Он что-то припомнил и засмеялся:
Вот, честное слово, товарищи, живого капиталиста видал. Конечно, по картинкам представлял себе, а тут — живой, с этаким пузом, как вылитый. В Будапеште это было, сразу после боев. Мы его из бомбоубежища на свет пригласили, из его собственного, частного бомбоубежища, с ванной, с кафельными стенами, с водопроводом... Народ под бомбами гибни, а он в подземном дворце с семьей и прислугой прохлаждается. И вот вышел он, мы на него глаза пялим — интересно ведь! — а он на нас. И что, вы думаете, у него в глазах? Ну, не злоба и не удивление даже, а лютая, смертная тоска.
Гусаков, подобрев, крикнул с места:
— Сподобился, значит, с живым буржуем поздоровкаться?
Смеясь вместе со всеми, Воробьев не дал себе отвлечься и, переждав чуточку, продолжал:
— Два года я там прослужил на охране коммуникаций. Языка не знал, а дух чувствовал — круто повернули, хорошо. Да и в других странах, где, как говорит Иван Иванович, социализма нету, разве там все по-старому? Народ силу почуял и воевать научился, есть у них новое богатство: опыт нашей революции, международная солидарность да великий друг — СССР... Точно ли я слова понимаю, Иван Иванович?

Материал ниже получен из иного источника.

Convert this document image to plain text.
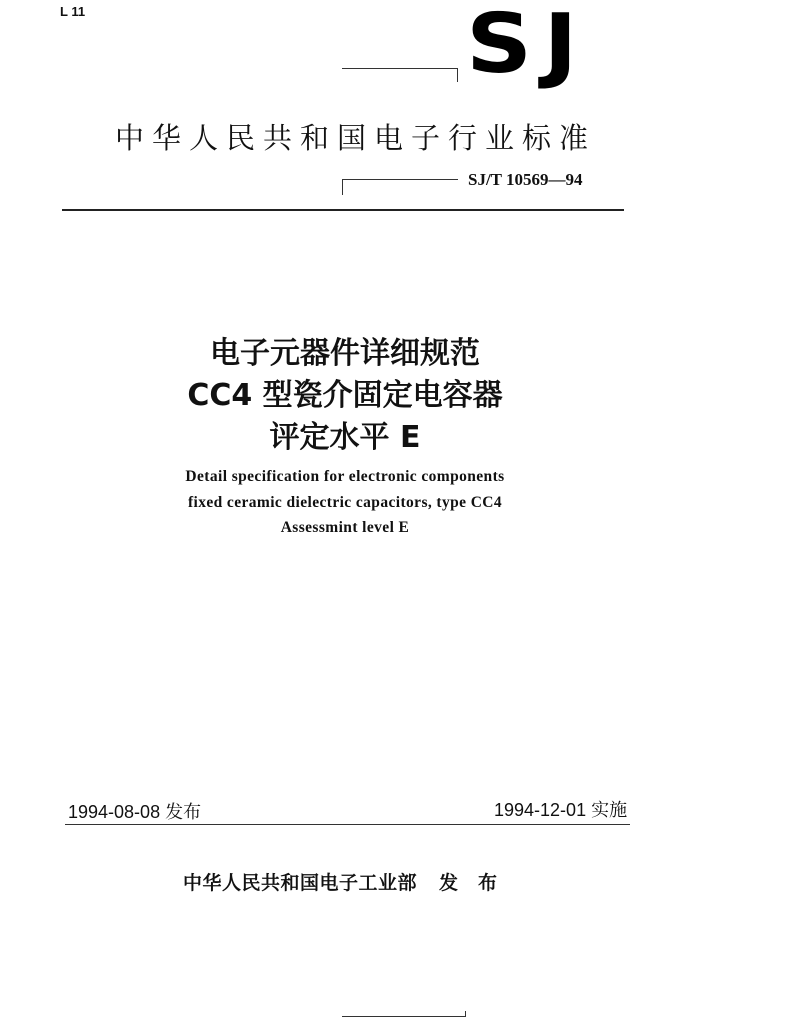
L 11	SJ
中华人民共和国电子行业标准
SJ/T 10569—94
电子元器件详细规范
CC4 型瓷介固定电容器
评定水平 E
Detail specification for electronic components
fixed ceramic dielectric capacitors, type CC4
Assessmint level E
1994-08-08 发布	1994-12-01 实施
中华人民共和国电子工业部 发布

Гусаков крякнул и не спеша ответил:
— В данном случае понимаешь.
Рабочие стали расходиться: обеденный перерыв кончался.
Молодежь окружила Полозова.
— Алексей Алексеич, это правда... насчет нового срока? Бабинков говорил...
Новость, очевидно, уже начала распространяться.
— Приказа такого не знаю, и мне Бабинков ничего не говорил, — с улыбкой уклонился от обсуждения Полозов. — А что, ребята, испугались?
— Чего ж бояться? Мы-то свое выполним! — воскликнула Валя.
— То, что зависит от нас, мы сделаем, — обстоятельно сказал Николай Пакулин. — Были бы заготовки да инструмент.
Иван Иванович Гусаков, собравшийся уходить на свой участок, задержался послушать, о чем толкуют комсомольцы с заместителем начальника цеха.
— В вас все дело, как же! — прикрикнул он на молодежь. — Вам скажи: десять турбин, вы и за десять возьметесь, вам что. — И Полозову: — Алексей Алексеич, никак из огня да в полымя?
Яков Воробьев обнял за плечи Пакулина и Никитина, даже подтолкнул их вперед, как бы подчеркивая, что отстранить их не даст, и внятно произнес:
— Порядку больше — отчего не выполнить?
— Порядок само собою, — недовольно отозвался Гусаков. — На одном порядке ты месяц сбережешь. А еще два на чем? Еще два надо башкой заработать.
Воробьев, не смущаясь и не отступая, возразил:
— Где порядок лучше, там и мысли просторней.